A looped short waveform is extracted
At first, my idea was to use some data mining to find repeating patterns, and select the iteration that is closest to the ‘avarage’.
Then again, a more simple and precise approach would probably be to use FFT. Find the avarage amplitude of all harmonics in the full sample, and generate a single duty cycle from that. Then you could even simplify a modulating waveform into a relevant single duty cycle, and simple sounds should probably provide perfect extractions as well.
However, I’m not math genious. Anyone keen on doing, or helping out?
Got a suggestion from Saga_Musix it should be a better idea to just find the fundamental frequency and then mix all these cycles of the sample. This shouldn’t be too difficult to script?
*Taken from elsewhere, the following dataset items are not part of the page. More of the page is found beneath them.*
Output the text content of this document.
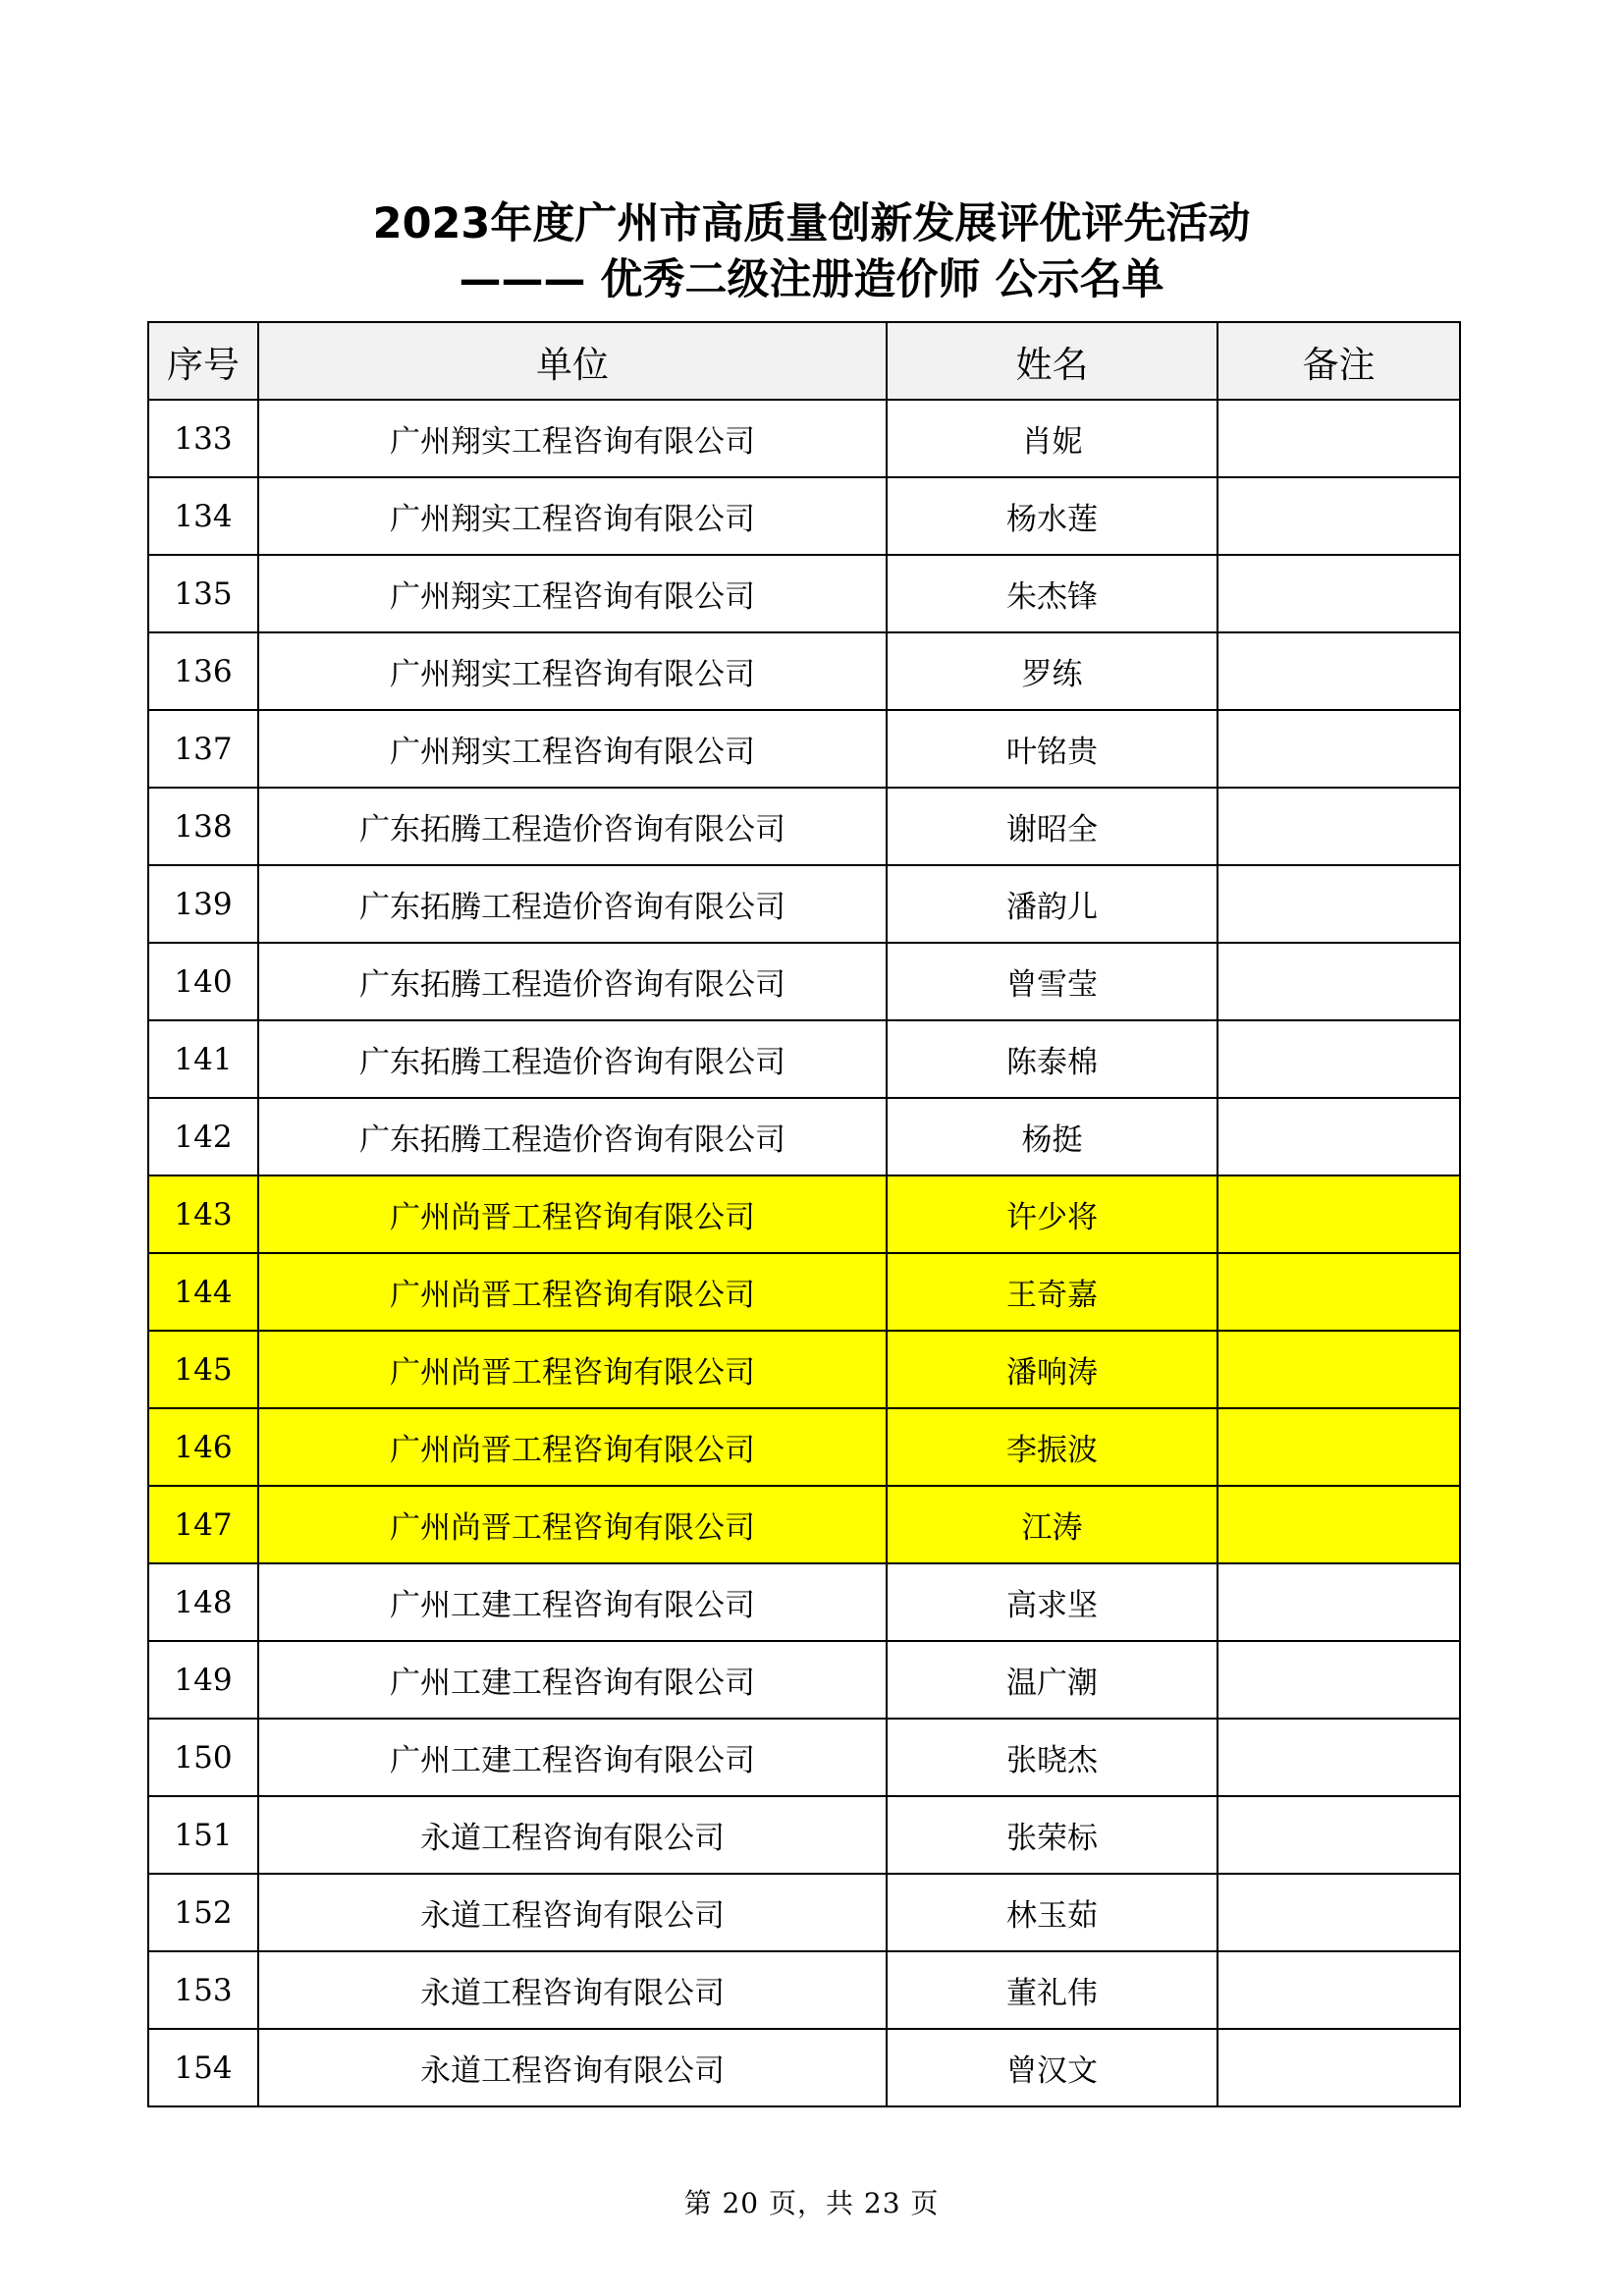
2023年度广州市高质量创新发展评优评先活动
——— 优秀二级注册造价师 公示名单
序号	单位	姓名	备注
133	广州翔实工程咨询有限公司	肖妮	
134	广州翔实工程咨询有限公司	杨水莲	
135	广州翔实工程咨询有限公司	朱杰锋	
136	广州翔实工程咨询有限公司	罗练	
137	广州翔实工程咨询有限公司	叶铭贵	
138	广东拓腾工程造价咨询有限公司	谢昭全	
139	广东拓腾工程造价咨询有限公司	潘韵儿	
140	广东拓腾工程造价咨询有限公司	曾雪莹	
141	广东拓腾工程造价咨询有限公司	陈泰棉	
142	广东拓腾工程造价咨询有限公司	杨挺	
143	广州尚晋工程咨询有限公司	许少将	
144	广州尚晋工程咨询有限公司	王奇嘉	
145	广州尚晋工程咨询有限公司	潘响涛	
146	广州尚晋工程咨询有限公司	李振波	
147	广州尚晋工程咨询有限公司	江涛	
148	广州工建工程咨询有限公司	高求坚	
149	广州工建工程咨询有限公司	温广潮	
150	广州工建工程咨询有限公司	张晓杰	
151	永道工程咨询有限公司	张荣标	
152	永道工程咨询有限公司	林玉茹	
153	永道工程咨询有限公司	董礼伟	
154	永道工程咨询有限公司	曾汉文	
第 20 页，共 23 页
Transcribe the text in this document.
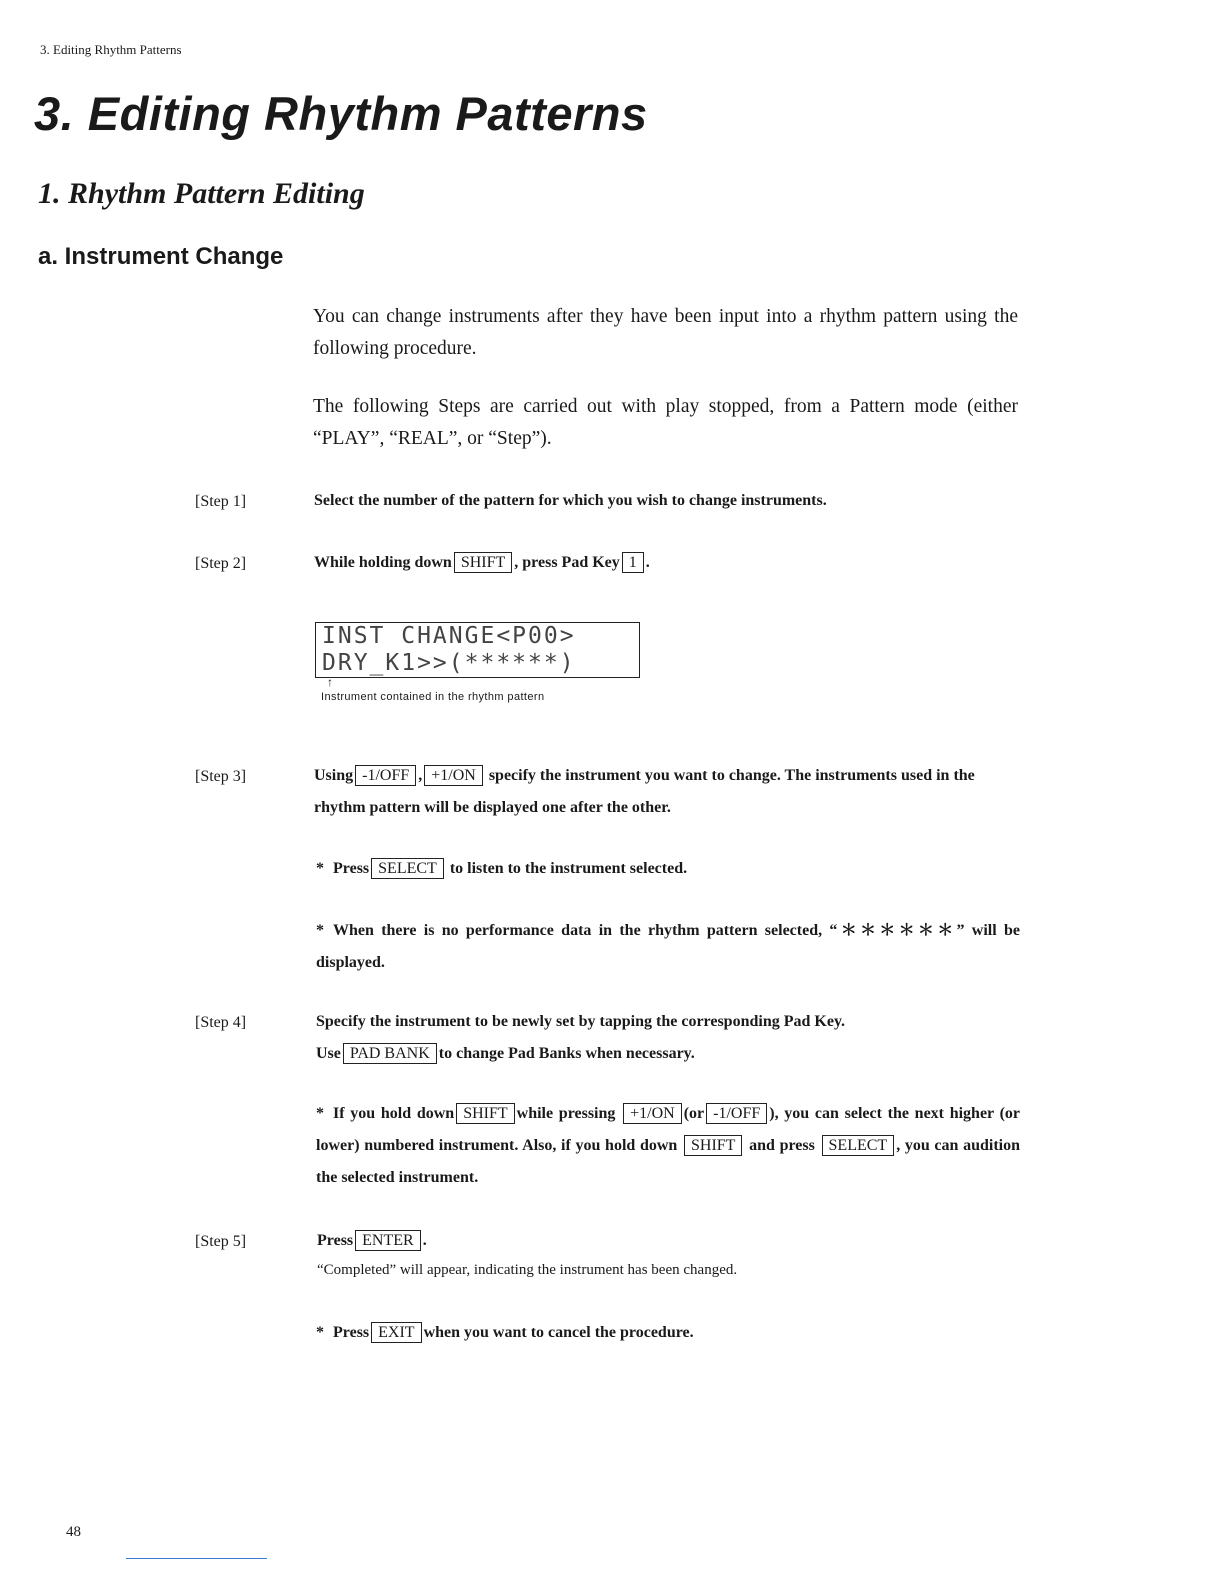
3. Editing Rhythm Patterns
3. Editing Rhythm Patterns
1. Rhythm Pattern Editing
a. Instrument Change
You can change instruments after they have been input into a rhythm pattern using the following procedure.
The following Steps are carried out with play stopped, from a Pattern mode (either “PLAY”, “REAL”, or “Step”).
[Step 1]	Select the number of the pattern for which you wish to change instruments.
[Step 2]	While holding down SHIFT , press Pad Key 1 .
INST CHANGE<P00>
DRY_K1>>(******)
↑
Instrument contained in the rhythm pattern
[Step 3]	Using -1/OFF , +1/ON specify the instrument you want to change. The instruments used in the rhythm pattern will be displayed one after the other.
* Press SELECT to listen to the instrument selected.
* When there is no performance data in the rhythm pattern selected, “＊＊＊＊＊＊” will be displayed.
[Step 4]	Specify the instrument to be newly set by tapping the corresponding Pad Key.
Use PAD BANK to change Pad Banks when necessary.
* If you hold down SHIFT while pressing +1/ON (or -1/OFF ), you can select the next higher (or lower) numbered instrument. Also, if you hold down SHIFT and press SELECT , you can audition the selected instrument.
[Step 5]	Press ENTER .
“Completed” will appear, indicating the instrument has been changed.
* Press EXIT when you want to cancel the procedure.
48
I can’t help, I don’t have the energy for such stuff at the moment and am no coding guru anyways. But I want to bring you onto a certain track:
You will want to research “autocorrelation” Techniques for the purpose of finding repeating patterns and their base frequencies. The FFT is then useful for further nailing down buisiness. Tuning the FFT to a repeating pattern (oscillations), by adjusting the fft size and/or resampling the wavecycle data, instead of just running at data of unknown pitch with a fixed resolution FFT, will improve the usefulness of the results by lightyears. Each FFT bin will actually be an exact harmonic, not some smeared out representation of data somewhere in between.
Edit addition: also, for averaging or interpolating single cycles, the tuned FFT can prove very useful also. But it needs to be tuned to the correct frequency. You can transform the ffts to frequency power/phase datasets for the harmonics (which will be the fft bins when the fft is tuned), then average/interpolate/process in that domain, transform back, and IFFT, warp around to a zero crossing will be start/end of the cycle, and resample to get the result single cycle loop.
If you go with finding fundamental frequency then my EasyTune tool might have some useful code, it counts all the zero crossing and guesses at a ‘best’ fundamental frequency for the whole sample. You could then use that to find wave cycles that match or are close…
Interesting. Would you say that your routine for finding the fundamental frequency is reliable? (e g almost always working for tonal sounds, if they’re DC normalized). It should then be a breeze to just mix all the “windows” together. However, I’m guessing the whole process will break once you have a tad of vibrato in the source… This seems complicated to work around.
Detect the fundamental (avarage) frequency
Stretch all cycles + or - to remove the vibrato. This is probably very complicated and requires detection of vibrato phase, and praying that the vibrato is constant.
Mix all windows.
Maybe the vibrato isn’t an issue, but would magically/almost “fix itself” if you just mix all windows?
PS. It’s also a bit tempting to roughly recreate the volume envelope from the source. I’m guessing that can be done with some simple convolution algorithm. Possibly, this could be used to create rather refined chip instruments, that still sounds old school enough.
Further down the road… it could use Renoise instruments (sample fx chains) for vector synthesis, doing things like “simplify this piano sound into 4 crossfading chip samples”. It wouldn’t be terribly difficult to achieve.